Neighbouring Yorkshire had an excellent year for unusual rarities with a Baikal Teal at Flamborough and a Rock Thrush at Spurn in the spring. A superb Great Snipe was at Kilnsea in September, and a very showy Ivory Gull graced Patrington in December. The supporting cast for Yorkshire included Olive-backed Pipit and a lovely Icterine Warbler, both of which were in the Spurn area. In addition, Flamborough attracted a Serin and an Isabelline Shrike.
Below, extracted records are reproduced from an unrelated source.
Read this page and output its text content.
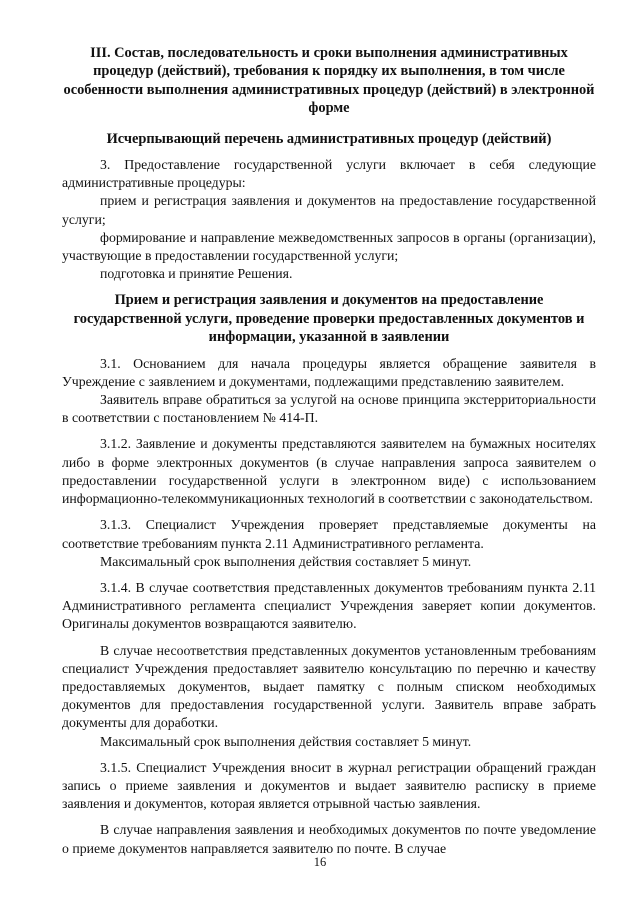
III. Состав, последовательность и сроки выполнения административных процедур (действий), требования к порядку их выполнения, в том числе особенности выполнения административных процедур (действий) в электронной форме
Исчерпывающий перечень административных процедур (действий)

3. Предоставление государственной услуги включает в себя следующие административные процедуры:

прием и регистрация заявления и документов на предоставление государственной услуги;

формирование и направление межведомственных запросов в органы (организации), участвующие в предоставлении государственной услуги;

подготовка и принятие Решения.

Прием и регистрация заявления и документов на предоставление государственной услуги, проведение проверки предоставленных документов и информации, указанной в заявлении

3.1. Основанием для начала процедуры является обращение заявителя в Учреждение с заявлением и документами, подлежащими представлению заявителем.

Заявитель вправе обратиться за услугой на основе принципа экстерриториальности в соответствии с постановлением № 414-П.

3.1.2. Заявление и документы представляются заявителем на бумажных носителях либо в форме электронных документов (в случае направления запроса заявителем о предоставлении государственной услуги в электронном виде) с использованием информационно-телекоммуникационных технологий в соответствии с законодательством.

3.1.3. Специалист Учреждения проверяет представляемые документы на соответствие требованиям пункта 2.11 Административного регламента.

Максимальный срок выполнения действия составляет 5 минут.

3.1.4. В случае соответствия представленных документов требованиям пункта 2.11 Административного регламента специалист Учреждения заверяет копии документов. Оригиналы документов возвращаются заявителю.

В случае несоответствия представленных документов установленным требованиям специалист Учреждения предоставляет заявителю консультацию по перечню и качеству предоставляемых документов, выдает памятку с полным списком необходимых документов для предоставления государственной услуги. Заявитель вправе забрать документы для доработки.

Максимальный срок выполнения действия составляет 5 минут.

3.1.5. Специалист Учреждения вносит в журнал регистрации обращений граждан запись о приеме заявления и документов и выдает заявителю расписку в приеме заявления и документов, которая является отрывной частью заявления.

В случае направления заявления и необходимых документов по почте уведомление о приеме документов направляется заявителю по почте. В случае

16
Inland, a party of Two-barred Crossbills were at Broomhead Reservoir for several months - the first-ever multiple sighting of this species in England.

Also captured on video are some superb birds from outside the featured region - Black-bellied Dipper, Red-flanked Bluetail, Roller and Wilson's Phalarope were all in Norfolk with Lesser Grey Shrikes in both Suffolk and Northumberland.  A splendid Bridled Tern visited the Farne Islands and Nottinghamshire attracted a very popular singing male Melodious Warbler in June, followed by a Pied Wheatear in November.  Fourteen Parrot Crossbills spent most of December at Budby Common.  A Night Heron in Staffordshire gave stunning views, as did the Ring-billed Gull at Melton Mowbray and a Bonaparte's Gull at Eastbourne.

The highlight at the end of the year was the Brunnich's Guillemot in Dorset.

Over 70 sightings are featured in the 164 minutes of running time, which includes the usual narration. Note that this production is in the 16.9 widescreen format.